In general, Stein advocates for fair and open business practices, an end to secret trade and subsidy policies, and balancing the economy to create a social safety net and boost consumer spending.

The US-China Business Council is an important partner of The Carter Center’s China Focus initiative, which publishes the U.S.-China Perception Monitor. Most recently, the US-China Business Council helped sponsor the inaugural  Jimmy Carter Forum on US-China Relations.

The US and global economies thrive when the world’s most innovative countries trade with each other, but the trading environment needs to be fair and market-based.  As we look into the year ahead, there are many steps China could take that could ease economic tensions with the United States and other trading partners as well as boost its own economy.  For example, China could do more to: 

  • Ensure a level playing field for American companies: USCBC member companies continue to face longstanding regulatory and industry-specific market access barriers in China.
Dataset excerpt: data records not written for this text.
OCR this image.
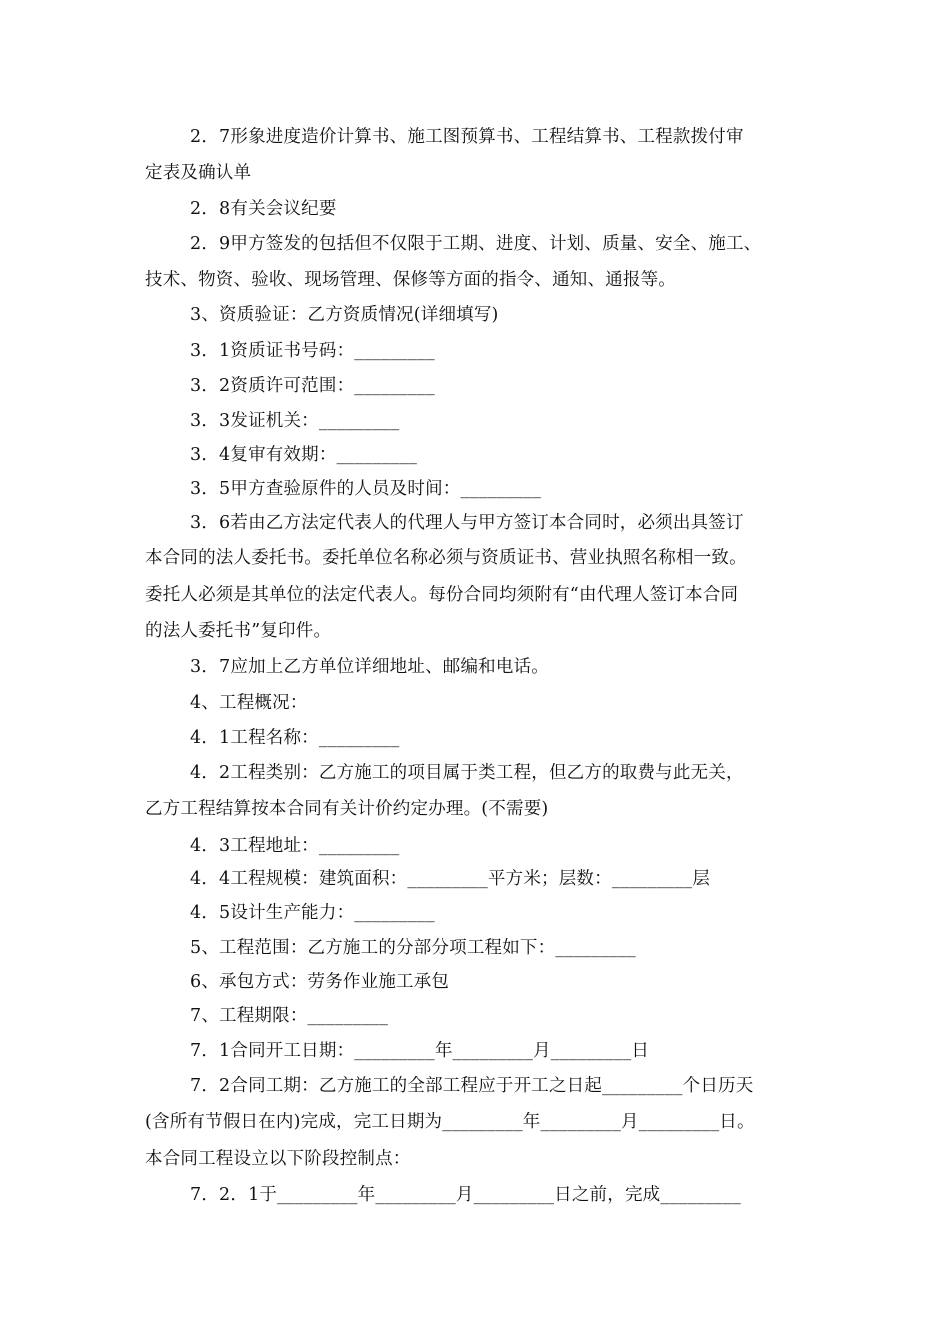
2．7形象进度造价计算书、施工图预算书、工程结算书、工程款拨付审
定表及确认单
2．8有关会议纪要
2．9甲方签发的包括但不仅限于工期、进度、计划、质量、安全、施工、
技术、物资、验收、现场管理、保修等方面的指令、通知、通报等。
3、资质验证：乙方资质情况(详细填写)
3．1资质证书号码：_________
3．2资质许可范围：_________
3．3发证机关：_________
3．4复审有效期：_________
3．5甲方查验原件的人员及时间：_________
3．6若由乙方法定代表人的代理人与甲方签订本合同时，必须出具签订
本合同的法人委托书。委托单位名称必须与资质证书、营业执照名称相一致。
委托人必须是其单位的法定代表人。每份合同均须附有“由代理人签订本合同
的法人委托书”复印件。
3．7应加上乙方单位详细地址、邮编和电话。
4、工程概况：
4．1工程名称：_________
4．2工程类别：乙方施工的项目属于类工程，但乙方的取费与此无关，
乙方工程结算按本合同有关计价约定办理。(不需要)
4．3工程地址：_________
4．4工程规模：建筑面积：_________平方米；层数：_________层
4．5设计生产能力：_________
5、工程范围：乙方施工的分部分项工程如下：_________
6、承包方式：劳务作业施工承包
7、工程期限：_________
7．1合同开工日期：_________年_________月_________日
7．2合同工期：乙方施工的全部工程应于开工之日起_________个日历天
(含所有节假日在内)完成，完工日期为_________年_________月_________日。
本合同工程设立以下阶段控制点：
7．2．1于_________年_________月_________日之前，完成_________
The Chinese government should address unfair economic practices, including ending discriminatory industrial policies and subsidies, suspending secret (neibu) policies that promote domestic substitution and contravene publicly announced policies, opening government and SOE procurement more fully to foreign companies, ensuring administrative and regulatory investigations and the issuance of licenses and approvals not discriminate against non-Chinese firms, and strengthening protection of intellectual property. 
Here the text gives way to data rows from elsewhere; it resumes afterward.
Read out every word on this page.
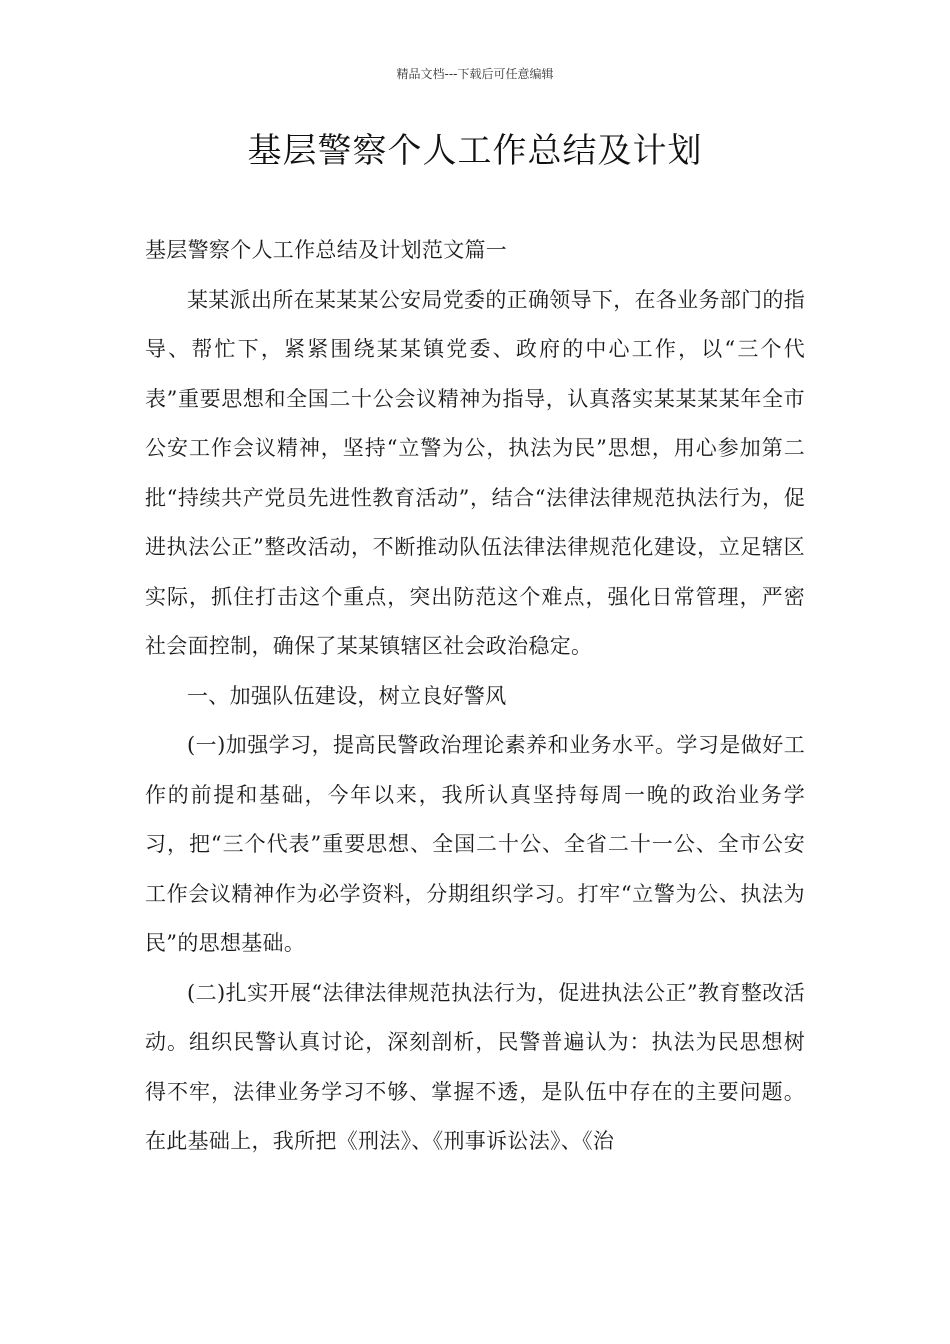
精品文档---下载后可任意编辑
基层警察个人工作总结及计划

基层警察个人工作总结及计划范文篇一

某某派出所在某某某公安局党委的正确领导下，在各业务部门的指导、帮忙下，紧紧围绕某某镇党委、政府的中心工作，以“三个代表”重要思想和全国二十公会议精神为指导，认真落实某某某某年全市公安工作会议精神，坚持“立警为公，执法为民”思想，用心参加第二批“持续共产党员先进性教育活动”，结合“法律法律规范执法行为，促进执法公正”整改活动，不断推动队伍法律法律规范化建设，立足辖区实际，抓住打击这个重点，突出防范这个难点，强化日常管理，严密社会面控制，确保了某某镇辖区社会政治稳定。

一、加强队伍建设，树立良好警风

(一)加强学习，提高民警政治理论素养和业务水平。学习是做好工作的前提和基础，今年以来，我所认真坚持每周一晚的政治业务学习，把“三个代表”重要思想、全国二十公、全省二十一公、全市公安工作会议精神作为必学资料，分期组织学习。打牢“立警为公、执法为民”的思想基础。

(二)扎实开展“法律法律规范执法行为，促进执法公正”教育整改活动。组织民警认真讨论，深刻剖析，民警普遍认为：执法为民思想树得不牢，法律业务学习不够、掌握不透，是队伍中存在的主要问题。在此基础上，我所把《刑法》、《刑事诉讼法》、《治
  • Increase imports of US goods and services and follow through on past commitments: Expanding trade was a key pillar of the US-China Phase One Agreement. Under the agreement, China committed to increase imports of US manufactured goods, agricultural products, energy, and services through 2025. While US exports to China have grown annually since the agreement was signed, China has still fallen well short of its purchase commitments. In addition, China has not fully implemented other key trade commitments, including some made during its negotiations to join the WTO.  
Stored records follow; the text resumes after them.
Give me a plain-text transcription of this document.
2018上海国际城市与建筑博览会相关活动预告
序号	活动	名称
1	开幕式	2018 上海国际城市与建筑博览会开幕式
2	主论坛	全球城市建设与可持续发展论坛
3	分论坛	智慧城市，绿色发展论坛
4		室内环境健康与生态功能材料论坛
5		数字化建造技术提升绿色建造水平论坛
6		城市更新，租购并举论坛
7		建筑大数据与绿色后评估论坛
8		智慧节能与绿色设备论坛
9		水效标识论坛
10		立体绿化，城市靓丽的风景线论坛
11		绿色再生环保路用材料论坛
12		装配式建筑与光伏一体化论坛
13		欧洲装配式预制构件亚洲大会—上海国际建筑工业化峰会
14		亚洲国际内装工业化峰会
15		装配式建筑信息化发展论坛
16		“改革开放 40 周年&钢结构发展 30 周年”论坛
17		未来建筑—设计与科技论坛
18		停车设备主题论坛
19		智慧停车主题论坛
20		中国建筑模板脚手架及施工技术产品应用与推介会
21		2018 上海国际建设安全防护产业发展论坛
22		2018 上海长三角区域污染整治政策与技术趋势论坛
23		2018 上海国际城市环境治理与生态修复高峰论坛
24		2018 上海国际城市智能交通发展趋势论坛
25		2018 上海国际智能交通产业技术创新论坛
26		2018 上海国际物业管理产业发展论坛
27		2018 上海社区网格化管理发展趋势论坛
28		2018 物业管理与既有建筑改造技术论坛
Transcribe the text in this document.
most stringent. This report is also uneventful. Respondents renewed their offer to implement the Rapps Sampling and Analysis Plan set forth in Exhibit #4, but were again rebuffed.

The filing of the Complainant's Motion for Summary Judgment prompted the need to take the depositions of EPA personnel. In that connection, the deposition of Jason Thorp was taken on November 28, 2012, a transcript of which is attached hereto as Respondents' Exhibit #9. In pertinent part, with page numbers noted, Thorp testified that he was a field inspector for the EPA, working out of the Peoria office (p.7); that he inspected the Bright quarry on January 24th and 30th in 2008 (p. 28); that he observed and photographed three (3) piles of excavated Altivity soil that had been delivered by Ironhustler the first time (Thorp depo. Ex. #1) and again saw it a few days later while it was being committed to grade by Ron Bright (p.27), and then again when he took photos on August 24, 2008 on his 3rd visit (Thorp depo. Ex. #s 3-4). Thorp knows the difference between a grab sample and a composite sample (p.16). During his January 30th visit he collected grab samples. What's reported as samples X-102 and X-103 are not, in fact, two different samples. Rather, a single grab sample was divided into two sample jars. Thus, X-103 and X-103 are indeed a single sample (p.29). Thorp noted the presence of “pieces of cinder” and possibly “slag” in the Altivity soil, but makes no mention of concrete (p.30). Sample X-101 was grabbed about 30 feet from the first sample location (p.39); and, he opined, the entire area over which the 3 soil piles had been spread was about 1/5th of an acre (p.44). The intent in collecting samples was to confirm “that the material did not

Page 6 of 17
  • Increase domestic consumption and rebalance the economy: China produces more than it consumes, which results in part from its fiscal system directing high levels of investment and subsidies to the manufacturing sector while underfunding the social safety net. In many cases, excess supply is exported to overseas markets at submarket rates, undercutting other producers and sparking tensions with trade partners. To increase domestic consumption, Chinese authorities should enact the structural reforms and other recommendations detailed in its most recent IMF Article IV consultation report. Those recommendations include strengthening social safety net programs (pension insurance, unemployment insurance, and medical insurance), scaling back industrial policies and subsidies, and improving financial policies to address non-performing loans. These reforms would not only help address trade imbalances with the United States and other trading partners, but it would help boost China’s own economy.

As we prepare for President Trump to return to the White House for a second term, we hope the two sides can engage constructively and productively and resolve long-standing challenges in the trade relationship in ways that benefit the United States, Chinese, and world economies.